If you think what you’re talking about doesn’t matter, you’re wrong. Traditional media is listening. Al Krueger shares this PRWeek article.
For years conventional wisdom has dictated that the best way to garner traditional media coverage is to deliver stories to the media. The media would then deliver this news…only if they deemed it to be relevant.
Times have changed. We can now produce rich new media content and leverage social media channels to share stories ourselves. This approach, if done right, can produce two major results: we can share stories directly with an audience and traditional media can be exposed to these stories and become interested beyond a traditional PR pitch.
Journalists are paying attention to the stories that are being shared in social media. They are watching, seeing if people are attracted to a story by engaging, responding, retweeting, posting to Facebook, and making comments. If all of this is happening, then they can tell a story is hot and they may cover it. Today, more than ever, journalists need to know a story is going to attract an audience. They are looking at social media as a test lab for sticky stories.
To be successful in this approach, we have to be purposeful and strategic and develop stories for an audience, not just the media. We have to think – and act – like journalists. The “think like a journalist” idea has been around for a long time. But the opportunity to “act like a journalist” is pretty new. Give thanks to advances in social media, reasonably priced HD video and digital SLR cameras, and highly accessible online platforms.

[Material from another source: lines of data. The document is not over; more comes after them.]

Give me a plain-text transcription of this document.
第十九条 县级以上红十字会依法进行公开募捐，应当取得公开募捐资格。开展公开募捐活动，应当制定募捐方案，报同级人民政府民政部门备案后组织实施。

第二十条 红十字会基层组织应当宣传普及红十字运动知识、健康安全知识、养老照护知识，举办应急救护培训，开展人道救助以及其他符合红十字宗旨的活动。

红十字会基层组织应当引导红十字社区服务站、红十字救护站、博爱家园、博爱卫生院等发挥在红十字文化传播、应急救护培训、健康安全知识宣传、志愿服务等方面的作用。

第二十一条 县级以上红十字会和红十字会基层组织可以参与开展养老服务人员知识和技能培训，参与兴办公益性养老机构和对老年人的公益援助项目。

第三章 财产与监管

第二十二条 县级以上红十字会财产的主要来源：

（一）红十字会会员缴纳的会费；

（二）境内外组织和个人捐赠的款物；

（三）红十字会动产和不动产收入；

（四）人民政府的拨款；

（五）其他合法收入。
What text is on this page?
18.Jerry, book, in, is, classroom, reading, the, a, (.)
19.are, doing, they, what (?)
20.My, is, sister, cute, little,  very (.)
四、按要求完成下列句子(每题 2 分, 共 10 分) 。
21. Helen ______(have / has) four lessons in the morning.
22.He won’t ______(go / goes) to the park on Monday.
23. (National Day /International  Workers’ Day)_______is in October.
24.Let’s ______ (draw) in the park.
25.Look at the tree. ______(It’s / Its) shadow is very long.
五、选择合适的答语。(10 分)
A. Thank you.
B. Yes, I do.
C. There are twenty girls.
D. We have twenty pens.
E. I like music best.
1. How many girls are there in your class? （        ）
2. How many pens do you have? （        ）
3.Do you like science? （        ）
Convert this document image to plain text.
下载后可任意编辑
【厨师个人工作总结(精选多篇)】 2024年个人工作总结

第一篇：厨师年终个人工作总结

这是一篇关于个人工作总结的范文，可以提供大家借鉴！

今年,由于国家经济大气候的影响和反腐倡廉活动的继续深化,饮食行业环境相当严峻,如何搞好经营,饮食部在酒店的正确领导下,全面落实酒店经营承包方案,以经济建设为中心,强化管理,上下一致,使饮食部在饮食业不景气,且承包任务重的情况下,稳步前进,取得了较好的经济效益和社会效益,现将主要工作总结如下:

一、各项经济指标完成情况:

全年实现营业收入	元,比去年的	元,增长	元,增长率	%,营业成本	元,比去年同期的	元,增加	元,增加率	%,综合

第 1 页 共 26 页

If we put our journalist hats on when we set out to shoot a video interview or write an article we force ourselves to think differently. And then we’ll learn what sticks and what doesn’t when we share it in social media.
Taking this new approach while sharing stories will only improve our success. It can also increase our value as strategic communicators by getting stories to the right people. Through traditional and social media we can ultimately impact the bottom line.